CHRONOLOGY OF THE FAMINE YEARS. PART II

March 1932
On March 1, 1932, Svoboda carried news of the killings of Ukrainian peasants trying to escape to Rumania from Ukraine. The headline read: “Bolsheviks have once again shot Ukrainian peasants trying to cross the Dnister.” The secret police killed 200 men, women and children who were fleeing from Ukraine and Soviet government tyranny. The story, datelined Bucharest, explained that as the peasants approached the middle of the frozen river, the Communist police began shooting. When the shooting stopped, corpses lay strewn over the ice.

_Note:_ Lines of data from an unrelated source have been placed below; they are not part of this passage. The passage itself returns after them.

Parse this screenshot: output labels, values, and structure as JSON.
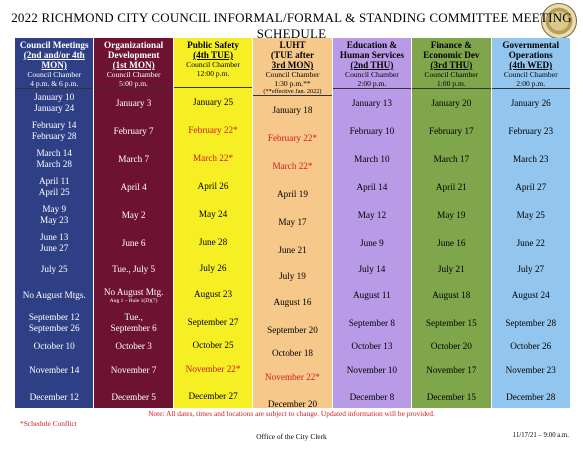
{
  "title": "2022 RICHMOND CITY COUNCIL INFORMAL/FORMAL & STANDING COMMITTEE MEETING SCHEDULE",
  "colors": {
    "council": "#2e3f86",
    "org": "#6d1230",
    "public_safety": "#f5ef23",
    "luht": "#f6c98a",
    "education": "#b99ae6",
    "finance": "#7fa64a",
    "governmental": "#93c6ef",
    "conflict_red": "#d61a1a"
  },
  "columns": [
    {
      "h1": "Council Meetings",
      "h2": "(2nd and/or 4th MON)",
      "h3": "",
      "sub1": "Council Chamber",
      "sub2": "4 p.m. & 6 p.m.",
      "note": ""
    },
    {
      "h1": "Organizational",
      "h2": "Development",
      "h3": "(1st MON)",
      "sub1": "Council Chamber",
      "sub2": "5:00 p.m.",
      "note": ""
    },
    {
      "h1": "Public Safety",
      "h2": "(4th TUE)",
      "h3": "",
      "sub1": "Council Chamber",
      "sub2": "12:00 p.m.",
      "note": ""
    },
    {
      "h1": "LUHT",
      "h2": "(TUE after",
      "h3": "3rd MON)",
      "sub1": "Council Chamber",
      "sub2": "1:30 p.m.**",
      "note": "(**effective Jan. 2022)"
    },
    {
      "h1": "Education &",
      "h2": "Human Services",
      "h3": "(2nd THU)",
      "sub1": "Council Chamber",
      "sub2": "2:00 p.m.",
      "note": ""
    },
    {
      "h1": "Finance &",
      "h2": "Economic Dev",
      "h3": "(3rd THU)",
      "sub1": "Council Chamber",
      "sub2": "1:00 p.m.",
      "note": ""
    },
    {
      "h1": "Governmental",
      "h2": "Operations",
      "h3": "(4th WED)",
      "sub1": "Council Chamber",
      "sub2": "2:00 p.m.",
      "note": ""
    }
  ],
  "rows": [
    [
      {
        "t": "January 10",
        "t2": "January 24"
      },
      {
        "t": "January 3"
      },
      {
        "t": "January 25"
      },
      {
        "t": "January 18"
      },
      {
        "t": "January 13"
      },
      {
        "t": "January 20"
      },
      {
        "t": "January 26"
      }
    ],
    [
      {
        "t": "February 14",
        "t2": "February 28"
      },
      {
        "t": "February 7"
      },
      {
        "t": "February 22*",
        "red": true
      },
      {
        "t": "February 22*",
        "red": true
      },
      {
        "t": "February 10"
      },
      {
        "t": "February 17"
      },
      {
        "t": "February 23"
      }
    ],
    [
      {
        "t": "March 14",
        "t2": "March 28"
      },
      {
        "t": "March 7"
      },
      {
        "t": "March 22*",
        "red": true
      },
      {
        "t": "March 22*",
        "red": true
      },
      {
        "t": "March 10"
      },
      {
        "t": "March 17"
      },
      {
        "t": "March 23"
      }
    ],
    [
      {
        "t": "April 11",
        "t2": "April 25"
      },
      {
        "t": "April 4"
      },
      {
        "t": "April 26"
      },
      {
        "t": "April 19"
      },
      {
        "t": "April 14"
      },
      {
        "t": "April 21"
      },
      {
        "t": "April 27"
      }
    ],
    [
      {
        "t": "May 9",
        "t2": "May 23"
      },
      {
        "t": "May 2"
      },
      {
        "t": "May 24"
      },
      {
        "t": "May 17"
      },
      {
        "t": "May 12"
      },
      {
        "t": "May 19"
      },
      {
        "t": "May 25"
      }
    ],
    [
      {
        "t": "June 13",
        "t2": "June 27"
      },
      {
        "t": "June 6"
      },
      {
        "t": "June 28"
      },
      {
        "t": "June 21"
      },
      {
        "t": "June 9"
      },
      {
        "t": "June 16"
      },
      {
        "t": "June 22"
      }
    ],
    [
      {
        "t": "July 25"
      },
      {
        "t": "Tue., July 5"
      },
      {
        "t": "July 26"
      },
      {
        "t": "July 19"
      },
      {
        "t": "July 14"
      },
      {
        "t": "July 21"
      },
      {
        "t": "July 27"
      }
    ],
    [
      {
        "t": "No August Mtgs."
      },
      {
        "t": "No August Mtg.",
        "sm": "Aug 1 – Rule 1(D)(7)"
      },
      {
        "t": "August 23"
      },
      {
        "t": "August 16"
      },
      {
        "t": "August 11"
      },
      {
        "t": "August 18"
      },
      {
        "t": "August 24"
      }
    ],
    [
      {
        "t": "September 12",
        "t2": "September 26"
      },
      {
        "t": "Tue.,",
        "t2": "September 6"
      },
      {
        "t": "September 27"
      },
      {
        "t": "September 20"
      },
      {
        "t": "September 8"
      },
      {
        "t": "September 15"
      },
      {
        "t": "September 28"
      }
    ],
    [
      {
        "t": "October 10"
      },
      {
        "t": "October 3"
      },
      {
        "t": "October 25"
      },
      {
        "t": "October 18"
      },
      {
        "t": "October 13"
      },
      {
        "t": "October 20"
      },
      {
        "t": "October 26"
      }
    ],
    [
      {
        "t": "November 14"
      },
      {
        "t": "November 7"
      },
      {
        "t": "November 22*",
        "red": true
      },
      {
        "t": "November 22*",
        "red": true
      },
      {
        "t": "November 10"
      },
      {
        "t": "November 17"
      },
      {
        "t": "November 23"
      }
    ],
    [
      {
        "t": "December 12"
      },
      {
        "t": "December 5"
      },
      {
        "t": "December 27"
      },
      {
        "t": "December 20"
      },
      {
        "t": "December 8"
      },
      {
        "t": "December 15"
      },
      {
        "t": "December 28"
      }
    ]
  ],
  "footer": {
    "note": "Note:  All dates, times and locations are subject to change.  Updated information will be provided.",
    "conflict": "*Schedule Conflict",
    "office": "Office of the City Clerk",
    "date": "11/17/21 – 9:00 a.m."
  }
}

CHRONOLOGY OF THE FAMINE YEARS. PART I

This year marks the 50th anniversary of one of the harshest and cruelest tragedies of the Ukrainian people, the Great Famine of 1932-33. This column, which appears for the first time this week, hopes to shed some light on the development of events as reported to the Ukrainian community in the United States. Svoboda, The Ukrainian-language daily newspaper which has almost 40 years old then, carried any news it could get about Soviet grain procurements and the subsequent famine. In the 1983 New Year appeal of the Ukrainian National Association’s Supreme Executive Committee, it is stated: “In the years 1932, 1933 and 1934, issues of Svoboda provide perhaps the best documentation of the horrors of the Great Famine and unmasks the organizers and executors of this holocaust. Further, the need to inform the American public and the press about the tragedies in 1933 Ukraine was one of the main reasons for the establishment of The Ukrainian Weekly.”